CONNOR RAFFA, Staff Writer

   Senior year should be a time to get closer to classmates and enjoy the last couple of years before adulthood. However, for many in the high school class of 2020, this is overshadowed by an excess of stress, as students have struggled in recent months to turn in their college applications.

   Over the past couple of years, many of them have attempted to mold themselves into the ideal college student: one who has a variety of extracurriculars, leadership, nearly perfect grades and exceptional test scores. However, for many students, it is a struggle to achieve all this, and the expectation to do so often subjects them to immense pressure and a constant feeling of inferiority. The schools we get into are simply not indicative of our overall value or worth in society. Just because someone has received a better education, doesn’t mean they’re any better than anyone else, and we should stop raising kids to think that way. Simply too much of an emphasis is put on becoming the ideal student with perfect test scores, leaving more and more students feeling like they are not good enough when this is simply not the case.
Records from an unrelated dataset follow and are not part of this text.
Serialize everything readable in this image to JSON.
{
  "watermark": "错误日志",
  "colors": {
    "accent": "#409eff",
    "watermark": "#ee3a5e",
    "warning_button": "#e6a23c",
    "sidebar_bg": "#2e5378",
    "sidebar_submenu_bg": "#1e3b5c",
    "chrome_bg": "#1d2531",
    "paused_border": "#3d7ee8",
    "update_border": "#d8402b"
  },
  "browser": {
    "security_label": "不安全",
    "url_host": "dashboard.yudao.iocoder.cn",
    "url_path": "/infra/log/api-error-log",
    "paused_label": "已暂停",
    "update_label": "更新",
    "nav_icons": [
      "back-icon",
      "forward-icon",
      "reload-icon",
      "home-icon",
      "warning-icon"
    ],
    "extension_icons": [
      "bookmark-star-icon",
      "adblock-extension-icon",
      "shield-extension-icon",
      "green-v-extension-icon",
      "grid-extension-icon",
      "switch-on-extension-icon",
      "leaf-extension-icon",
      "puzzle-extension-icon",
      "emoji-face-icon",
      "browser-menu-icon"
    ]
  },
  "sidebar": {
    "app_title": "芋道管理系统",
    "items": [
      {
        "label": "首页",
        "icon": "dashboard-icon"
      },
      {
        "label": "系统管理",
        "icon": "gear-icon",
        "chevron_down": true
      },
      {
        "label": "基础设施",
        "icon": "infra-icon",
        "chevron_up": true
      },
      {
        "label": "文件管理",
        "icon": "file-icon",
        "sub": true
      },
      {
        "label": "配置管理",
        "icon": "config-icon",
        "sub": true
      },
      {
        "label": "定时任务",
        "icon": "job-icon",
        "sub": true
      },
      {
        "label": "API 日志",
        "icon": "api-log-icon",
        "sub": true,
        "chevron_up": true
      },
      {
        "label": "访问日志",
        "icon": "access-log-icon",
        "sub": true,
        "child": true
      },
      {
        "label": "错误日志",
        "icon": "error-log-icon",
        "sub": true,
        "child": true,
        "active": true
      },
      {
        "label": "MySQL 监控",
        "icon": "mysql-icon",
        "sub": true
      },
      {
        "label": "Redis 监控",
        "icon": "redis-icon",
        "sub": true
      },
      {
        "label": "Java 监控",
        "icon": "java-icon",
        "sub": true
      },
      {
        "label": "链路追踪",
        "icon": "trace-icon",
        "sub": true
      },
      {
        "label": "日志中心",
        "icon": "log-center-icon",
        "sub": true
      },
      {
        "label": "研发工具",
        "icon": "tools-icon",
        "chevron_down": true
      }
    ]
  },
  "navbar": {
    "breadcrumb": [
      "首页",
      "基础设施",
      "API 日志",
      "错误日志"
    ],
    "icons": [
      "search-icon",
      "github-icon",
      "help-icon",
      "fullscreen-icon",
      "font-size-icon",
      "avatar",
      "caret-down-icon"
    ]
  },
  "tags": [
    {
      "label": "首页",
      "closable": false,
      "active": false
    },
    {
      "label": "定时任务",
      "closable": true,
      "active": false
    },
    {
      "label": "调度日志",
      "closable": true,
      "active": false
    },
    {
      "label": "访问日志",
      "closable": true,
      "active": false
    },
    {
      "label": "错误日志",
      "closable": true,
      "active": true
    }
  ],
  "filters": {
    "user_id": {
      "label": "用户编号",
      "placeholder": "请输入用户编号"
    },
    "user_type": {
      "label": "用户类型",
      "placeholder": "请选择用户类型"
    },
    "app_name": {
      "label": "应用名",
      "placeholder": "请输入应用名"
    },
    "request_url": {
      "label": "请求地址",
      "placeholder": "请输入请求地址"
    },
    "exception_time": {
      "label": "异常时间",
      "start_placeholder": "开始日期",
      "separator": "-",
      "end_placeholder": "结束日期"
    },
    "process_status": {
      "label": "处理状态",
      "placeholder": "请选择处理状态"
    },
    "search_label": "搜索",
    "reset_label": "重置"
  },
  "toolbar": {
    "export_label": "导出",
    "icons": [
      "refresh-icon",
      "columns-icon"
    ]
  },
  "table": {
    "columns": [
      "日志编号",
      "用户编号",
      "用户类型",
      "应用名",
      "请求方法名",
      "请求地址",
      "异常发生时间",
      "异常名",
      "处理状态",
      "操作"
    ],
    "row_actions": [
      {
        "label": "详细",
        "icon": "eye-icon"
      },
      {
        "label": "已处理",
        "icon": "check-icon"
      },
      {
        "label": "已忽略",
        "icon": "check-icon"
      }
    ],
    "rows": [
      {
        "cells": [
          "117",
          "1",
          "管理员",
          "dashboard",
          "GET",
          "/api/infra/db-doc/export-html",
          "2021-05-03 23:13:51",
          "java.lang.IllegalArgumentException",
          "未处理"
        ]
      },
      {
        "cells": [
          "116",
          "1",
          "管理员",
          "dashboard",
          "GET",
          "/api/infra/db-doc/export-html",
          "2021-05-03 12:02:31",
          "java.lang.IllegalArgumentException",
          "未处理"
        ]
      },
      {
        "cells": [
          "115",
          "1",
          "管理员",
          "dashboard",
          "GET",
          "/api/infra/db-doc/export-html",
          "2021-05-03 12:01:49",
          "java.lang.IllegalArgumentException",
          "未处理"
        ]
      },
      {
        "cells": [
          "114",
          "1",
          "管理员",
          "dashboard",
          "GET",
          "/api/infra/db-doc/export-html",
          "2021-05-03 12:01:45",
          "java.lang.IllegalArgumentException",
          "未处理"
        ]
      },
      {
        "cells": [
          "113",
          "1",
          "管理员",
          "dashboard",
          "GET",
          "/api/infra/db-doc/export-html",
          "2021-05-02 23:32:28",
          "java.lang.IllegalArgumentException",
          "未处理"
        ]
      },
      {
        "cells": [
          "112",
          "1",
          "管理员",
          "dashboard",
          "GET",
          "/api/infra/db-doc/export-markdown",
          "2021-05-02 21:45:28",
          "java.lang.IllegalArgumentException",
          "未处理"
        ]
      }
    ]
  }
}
   In recent years, standardized tests specifically have been subject to much debate. Granted, they are beneficial in indicating natural talent to a certain degree, but there is simply too much of an emphasis put on them. Students failing to achieve high test scores are oftentimes discouraged from applying to the colleges of their dreams, no matter how impressive the rest of their resume may be. For many colleges, standardized tests are one of the first things they look at, along with the student’s transcript allowing them to weed out students they don’t think would succeed at their school. But, while impressive transcripts are often indicative of immense effort (which more times than not leads success in life), some students simply perform better on standardized tests than others. These tests in and of themselves are not adequate for determining a child’s worth and as a result, their weight should be largely reconsidered.

    Furthermore, oftentimes standardized tests unfairly favor the wealthy. One factor to consider is the cost of these tests. For example, the SAT costs around $50 per attempt and some families can’t pay for the children to take this test more than once, even though this has been found to improve scores immensely. Also, wealthier students have easier access to academic support such as expensive tutors to prepare them for these standardized tests. CNBC found that in low-income families (those with an annual income of less than $20,000) the average score on the SAT reading section was 433. This pales in comparison to kids from high-income families (those making over $200,000 annually) who received an average score of 570. 

   The College Board tried to remedy this with an ‘adversity score’ which has since been revoked. This was a proposed solution to the wealth issue and would give each test taker an identity, represented in a score, which would be indicative of their background. This received a lot of backlash because it seemingly favored these underprivileged students over the wealthier ones, who even though they had greater opportunities, were still putting in the time to study. As a result, this policy was removed, and all things considered, this was the right move. If standardized tests truly want to be fair to everyone, free academic support and test prep is the most viable solution.

   While standardized tests effectively determine base-line intelligence to a certain degree, there are too many factors, such as wealth, which render it biased towards certain test takers. And, so much of an emphasis is put on achieving perfect test scores that it’s impossible for kids to just be kids. Only when they take a step back and understand that these tests don’t define them can they truly be content. Overall, while beneficial to a certain extent, standardized tests and the college application process as a whole, need to undergo significant changes to ensure fairness and for the mental well-being of our youth today.